Gambar 10.6: Contoh Mushaf yang ditulis dalam skrip Kufi, memuat kerangka tanda titik ad Du'ali. Jasa baik dari Museum Arsip Nasional Yaman.
Skim (kerangka) ini
kemudian diturunkan dari ad-Du'ali ke generasi penerusnya melalui usaha Yahya
bin Ya'mar (w. 90 H./ 708 M.), Nasr bin `Asim al-Laithi (w. 100 H./718 M) dan
Maimun al-Aqran, sampai kepada Khalil bin Ahmad al-Fraheedi (w. 170 H. / 186
M.) yang akhirnya mengubah corak (pattern) ini dengan menggantikan tanda titik merah
berbentuk menyerupai karakter tertentu.38
Beberapa abad kemudian skim kerangka al Fraheedi menggantikan sistem
sebelumnya.
Setiap pusat (kota)
kelihatannya pada awalnya mempraktikkan kaidah yang berlainan. Ibn Ushta
melaporkan bahwa Mushaf Isma'il al-Qust, Imam Mekah (100-170 H. / 718-186 M.)

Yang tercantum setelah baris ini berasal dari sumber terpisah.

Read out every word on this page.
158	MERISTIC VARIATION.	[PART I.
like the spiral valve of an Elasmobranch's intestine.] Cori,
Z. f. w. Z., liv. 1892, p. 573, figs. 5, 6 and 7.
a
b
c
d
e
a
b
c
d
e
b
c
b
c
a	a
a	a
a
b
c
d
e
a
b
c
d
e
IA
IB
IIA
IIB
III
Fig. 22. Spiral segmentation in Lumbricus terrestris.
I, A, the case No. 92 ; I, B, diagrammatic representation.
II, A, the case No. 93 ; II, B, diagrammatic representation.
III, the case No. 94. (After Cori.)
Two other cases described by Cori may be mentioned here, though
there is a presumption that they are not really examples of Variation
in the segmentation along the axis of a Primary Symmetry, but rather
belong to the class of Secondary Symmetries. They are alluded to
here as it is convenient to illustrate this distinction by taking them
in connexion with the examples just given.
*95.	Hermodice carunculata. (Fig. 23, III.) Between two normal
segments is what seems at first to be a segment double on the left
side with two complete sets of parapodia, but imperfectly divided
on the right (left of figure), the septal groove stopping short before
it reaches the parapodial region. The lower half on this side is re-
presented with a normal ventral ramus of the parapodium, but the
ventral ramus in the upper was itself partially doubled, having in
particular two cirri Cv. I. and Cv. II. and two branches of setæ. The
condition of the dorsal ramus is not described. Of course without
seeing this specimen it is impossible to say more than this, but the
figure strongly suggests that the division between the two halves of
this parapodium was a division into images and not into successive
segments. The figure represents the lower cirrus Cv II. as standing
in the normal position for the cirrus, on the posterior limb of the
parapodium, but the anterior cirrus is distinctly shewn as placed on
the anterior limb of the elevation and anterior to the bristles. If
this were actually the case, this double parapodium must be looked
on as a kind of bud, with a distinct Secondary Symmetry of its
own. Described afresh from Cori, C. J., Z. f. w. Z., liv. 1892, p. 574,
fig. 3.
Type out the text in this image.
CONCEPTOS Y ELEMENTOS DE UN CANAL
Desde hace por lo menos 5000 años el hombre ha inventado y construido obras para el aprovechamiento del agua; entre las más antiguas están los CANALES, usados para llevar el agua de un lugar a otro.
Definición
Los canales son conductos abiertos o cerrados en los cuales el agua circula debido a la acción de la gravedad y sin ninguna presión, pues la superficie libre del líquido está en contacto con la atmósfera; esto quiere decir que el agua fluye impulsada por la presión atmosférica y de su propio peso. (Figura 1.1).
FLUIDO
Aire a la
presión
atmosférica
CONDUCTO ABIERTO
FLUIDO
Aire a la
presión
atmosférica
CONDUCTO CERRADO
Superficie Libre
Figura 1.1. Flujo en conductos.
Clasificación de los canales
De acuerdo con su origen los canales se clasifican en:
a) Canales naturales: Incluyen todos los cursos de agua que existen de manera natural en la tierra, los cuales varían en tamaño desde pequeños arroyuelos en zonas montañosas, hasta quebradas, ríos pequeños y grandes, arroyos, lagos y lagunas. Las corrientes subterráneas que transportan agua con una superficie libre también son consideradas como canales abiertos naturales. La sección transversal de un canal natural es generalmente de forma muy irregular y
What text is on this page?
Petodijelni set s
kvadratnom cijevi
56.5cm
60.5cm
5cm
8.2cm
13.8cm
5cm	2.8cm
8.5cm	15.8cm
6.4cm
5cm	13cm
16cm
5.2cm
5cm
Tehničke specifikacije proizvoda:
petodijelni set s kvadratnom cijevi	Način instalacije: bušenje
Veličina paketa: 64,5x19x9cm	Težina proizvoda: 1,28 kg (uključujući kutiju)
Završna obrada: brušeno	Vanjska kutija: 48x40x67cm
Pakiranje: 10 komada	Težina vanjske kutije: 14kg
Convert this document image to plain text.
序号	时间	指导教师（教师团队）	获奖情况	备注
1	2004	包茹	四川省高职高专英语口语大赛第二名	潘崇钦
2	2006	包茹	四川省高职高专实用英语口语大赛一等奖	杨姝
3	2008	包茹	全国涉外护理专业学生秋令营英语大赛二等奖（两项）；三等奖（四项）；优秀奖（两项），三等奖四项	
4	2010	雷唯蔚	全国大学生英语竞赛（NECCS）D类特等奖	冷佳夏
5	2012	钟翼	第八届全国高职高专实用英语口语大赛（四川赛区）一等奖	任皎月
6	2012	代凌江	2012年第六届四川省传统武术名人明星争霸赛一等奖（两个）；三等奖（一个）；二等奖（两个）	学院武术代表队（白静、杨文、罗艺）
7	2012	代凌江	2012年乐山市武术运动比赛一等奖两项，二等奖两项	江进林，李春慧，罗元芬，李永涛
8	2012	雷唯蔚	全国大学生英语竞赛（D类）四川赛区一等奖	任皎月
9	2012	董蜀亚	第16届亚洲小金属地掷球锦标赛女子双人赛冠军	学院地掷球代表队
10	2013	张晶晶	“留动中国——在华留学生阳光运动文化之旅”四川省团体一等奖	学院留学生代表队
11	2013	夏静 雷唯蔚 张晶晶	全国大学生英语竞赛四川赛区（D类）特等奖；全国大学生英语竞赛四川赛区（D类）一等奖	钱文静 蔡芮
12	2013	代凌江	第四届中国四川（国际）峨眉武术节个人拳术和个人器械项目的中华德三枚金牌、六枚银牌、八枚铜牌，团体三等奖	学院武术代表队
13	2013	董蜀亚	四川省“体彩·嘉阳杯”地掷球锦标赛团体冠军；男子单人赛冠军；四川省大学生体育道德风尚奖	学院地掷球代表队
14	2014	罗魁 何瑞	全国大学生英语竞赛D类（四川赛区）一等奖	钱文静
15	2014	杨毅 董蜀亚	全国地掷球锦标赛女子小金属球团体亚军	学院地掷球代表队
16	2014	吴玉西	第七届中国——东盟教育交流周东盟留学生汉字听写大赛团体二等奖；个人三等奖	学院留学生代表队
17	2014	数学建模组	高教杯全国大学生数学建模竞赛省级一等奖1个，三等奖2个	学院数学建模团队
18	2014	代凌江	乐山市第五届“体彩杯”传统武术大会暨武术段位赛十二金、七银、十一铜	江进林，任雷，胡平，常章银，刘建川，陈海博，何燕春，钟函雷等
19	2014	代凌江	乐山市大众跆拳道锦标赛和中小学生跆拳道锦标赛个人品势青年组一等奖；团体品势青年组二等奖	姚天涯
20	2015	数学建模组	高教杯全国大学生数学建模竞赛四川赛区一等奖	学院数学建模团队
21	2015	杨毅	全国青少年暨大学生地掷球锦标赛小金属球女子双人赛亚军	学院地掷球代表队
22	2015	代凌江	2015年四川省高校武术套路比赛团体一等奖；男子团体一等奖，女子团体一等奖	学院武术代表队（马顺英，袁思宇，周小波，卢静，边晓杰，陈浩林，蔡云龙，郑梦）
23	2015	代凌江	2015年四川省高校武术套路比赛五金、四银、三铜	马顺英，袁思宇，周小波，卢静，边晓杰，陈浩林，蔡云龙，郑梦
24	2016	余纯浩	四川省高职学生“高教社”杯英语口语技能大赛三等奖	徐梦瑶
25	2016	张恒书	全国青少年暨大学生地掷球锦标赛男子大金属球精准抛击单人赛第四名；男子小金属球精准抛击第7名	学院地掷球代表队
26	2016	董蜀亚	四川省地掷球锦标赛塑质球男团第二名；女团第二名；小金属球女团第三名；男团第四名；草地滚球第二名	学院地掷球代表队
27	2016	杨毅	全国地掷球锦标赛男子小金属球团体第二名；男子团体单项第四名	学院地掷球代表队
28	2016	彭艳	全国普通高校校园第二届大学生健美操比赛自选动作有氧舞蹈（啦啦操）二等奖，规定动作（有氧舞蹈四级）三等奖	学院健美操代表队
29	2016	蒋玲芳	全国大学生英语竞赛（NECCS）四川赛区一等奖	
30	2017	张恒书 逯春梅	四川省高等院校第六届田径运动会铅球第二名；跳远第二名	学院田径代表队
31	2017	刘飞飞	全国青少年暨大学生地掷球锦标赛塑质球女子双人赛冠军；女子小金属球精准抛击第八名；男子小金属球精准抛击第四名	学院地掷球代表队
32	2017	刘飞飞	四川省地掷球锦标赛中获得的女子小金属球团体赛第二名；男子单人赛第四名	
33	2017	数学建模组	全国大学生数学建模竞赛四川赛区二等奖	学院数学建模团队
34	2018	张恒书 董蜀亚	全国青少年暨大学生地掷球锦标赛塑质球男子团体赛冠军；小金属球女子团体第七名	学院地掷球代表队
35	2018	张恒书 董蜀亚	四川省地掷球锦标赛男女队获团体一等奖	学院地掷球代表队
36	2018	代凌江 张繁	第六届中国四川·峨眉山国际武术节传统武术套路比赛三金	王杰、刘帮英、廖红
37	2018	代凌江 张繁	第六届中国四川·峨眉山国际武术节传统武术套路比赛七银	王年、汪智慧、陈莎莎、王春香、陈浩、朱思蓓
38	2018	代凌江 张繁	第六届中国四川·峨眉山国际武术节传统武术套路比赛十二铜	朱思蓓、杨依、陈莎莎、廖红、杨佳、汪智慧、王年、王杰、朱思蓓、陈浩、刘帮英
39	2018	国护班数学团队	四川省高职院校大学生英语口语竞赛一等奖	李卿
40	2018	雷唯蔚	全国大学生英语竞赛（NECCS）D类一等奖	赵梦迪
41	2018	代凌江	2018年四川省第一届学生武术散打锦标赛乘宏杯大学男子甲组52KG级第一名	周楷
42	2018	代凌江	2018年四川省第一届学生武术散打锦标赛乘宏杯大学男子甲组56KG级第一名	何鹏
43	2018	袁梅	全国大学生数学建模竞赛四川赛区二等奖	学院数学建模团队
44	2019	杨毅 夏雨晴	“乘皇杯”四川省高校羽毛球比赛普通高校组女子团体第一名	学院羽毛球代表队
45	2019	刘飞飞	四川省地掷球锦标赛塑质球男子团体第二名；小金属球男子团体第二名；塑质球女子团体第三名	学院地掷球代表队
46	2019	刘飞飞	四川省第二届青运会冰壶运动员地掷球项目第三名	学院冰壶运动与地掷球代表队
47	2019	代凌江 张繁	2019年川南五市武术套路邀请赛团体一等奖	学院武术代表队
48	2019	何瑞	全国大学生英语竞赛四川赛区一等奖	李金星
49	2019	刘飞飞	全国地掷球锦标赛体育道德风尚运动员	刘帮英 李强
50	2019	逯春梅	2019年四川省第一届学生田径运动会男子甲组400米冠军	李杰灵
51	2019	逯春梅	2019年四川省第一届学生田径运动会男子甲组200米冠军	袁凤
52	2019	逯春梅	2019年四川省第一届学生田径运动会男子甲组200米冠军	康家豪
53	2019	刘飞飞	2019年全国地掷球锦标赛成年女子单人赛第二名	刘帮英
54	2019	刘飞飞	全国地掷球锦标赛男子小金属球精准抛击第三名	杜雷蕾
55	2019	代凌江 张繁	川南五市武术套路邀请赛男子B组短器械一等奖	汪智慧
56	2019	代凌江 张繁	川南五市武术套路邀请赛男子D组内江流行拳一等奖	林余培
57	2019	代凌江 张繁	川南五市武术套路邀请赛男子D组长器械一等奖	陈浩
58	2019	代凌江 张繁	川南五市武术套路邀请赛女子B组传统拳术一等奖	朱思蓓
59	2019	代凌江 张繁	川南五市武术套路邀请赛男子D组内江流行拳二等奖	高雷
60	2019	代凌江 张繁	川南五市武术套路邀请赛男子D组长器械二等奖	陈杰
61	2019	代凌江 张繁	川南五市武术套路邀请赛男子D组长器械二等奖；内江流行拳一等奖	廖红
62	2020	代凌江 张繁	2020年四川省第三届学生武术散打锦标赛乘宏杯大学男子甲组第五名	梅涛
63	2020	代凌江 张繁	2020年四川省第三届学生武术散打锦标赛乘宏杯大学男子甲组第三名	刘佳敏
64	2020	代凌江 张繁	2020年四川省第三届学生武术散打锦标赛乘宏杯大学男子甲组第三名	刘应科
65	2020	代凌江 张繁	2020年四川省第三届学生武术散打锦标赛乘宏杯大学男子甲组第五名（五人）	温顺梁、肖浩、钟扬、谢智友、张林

memakai sistem tanda titik yang tidak sama dengan Mushaf yang digunakan oleh
orang Irak,39
sedangkan ad-Dani mencatat bahwa ilmuwan San'a' mengikuti kerangka lain.40 Sama
juga, bentuk atau contoh yang digunakan orang Madinah berbeda dengan yang
digunakan oleh orang Basra; pada ujung abad pertama hijrah bagaimanapun, kaidah
orang Basra semakin meluas sehingga orang-orang Madinah pun mengadopsinya.41
Perkembangan berikutnya mulai memperkenalkan tanda titik warna-warni, setiap
tanda diakritikal telah diberi warna yang berbeda.
Gambar 10.7: Contoh
Mushaf dalam skrip Kufi. Titik diakritikal warna-warni (merah, Hijau, kuning,
dan Biru muda). Per1u dicatat juga pemisah ayat dan tanda kesepuluh ayat, sebagaimana
telah disinggung dalam bab 6. Jasa Baik dari Museum Arsip Nasional Yaman.
iii.
Penggunaan Secara Paralel dari Dua Skema Tanda Diakritikal yang Berbeda
Skim diakritikal
Khalil bin Ahmad al-Fraheedi menyebar dengan cepat dalam pengenalannya bukan
saja pada teks Al-Qur'an, jadi untuk tujuan membedakan skrip dan tanda
diakritikal yang digunakan untuk naskah Al-Qur'an selalu dijaga sehingga skrip
dan tanda ini dibedakan dari skrip dan tanda yang digunakan pada buku-buku
lain, walau bagaimanapun beberapa ahli kaligrafi secara perlahan sudah mulai
menggunakan sistem diakritikal yang baru dalam Al-Qur'an.42 Saya
beruntung sekali karena mempunyai beberapa buah gambar Al-Qur'an berwarna dari
koleksi San'a', di mana dengan perkembangan skim seperti ini akan mudah
dijelaskan.
Gambar 10.6 dan
10.7 (di atas) kemungkinan
dari abad kedua hijrah sedangkan di bawah ini adalah contoh skrip Al-Qur'an
pada abad ketiga hijrah.43
Gambar 10.8:
Contoh skrip AI-Qur'an pada abad ketiga hijrah. Perlu dicatat lagi tanda titik
warna-warni. Jasa Baik dari Museum Arsip Nasional Yaman.
Gambar berikut ini
adalah contoh skrip yang bukan Al-Qur'an pada periode yang sama. Perbedaannya
dapat dilihat dalam skrip dan dalam skim kerangka yang digunakan pada titik dan
tanda diakritikal. Untuk contoh yang lain, lihat gambar 10.11 dan 10.12.
Garnbar 10.9: Contoh skrip yang bukan Al-Qur'an, akhir abad kedua Hijrah. Perlu dicatat tanda diakritikal sama dengan skim al-Fraheedi. Sumber: A. Shakir (peny.) ar-Risalah of ash-Shafi'i, Kairo 1940, Papan gambar 6.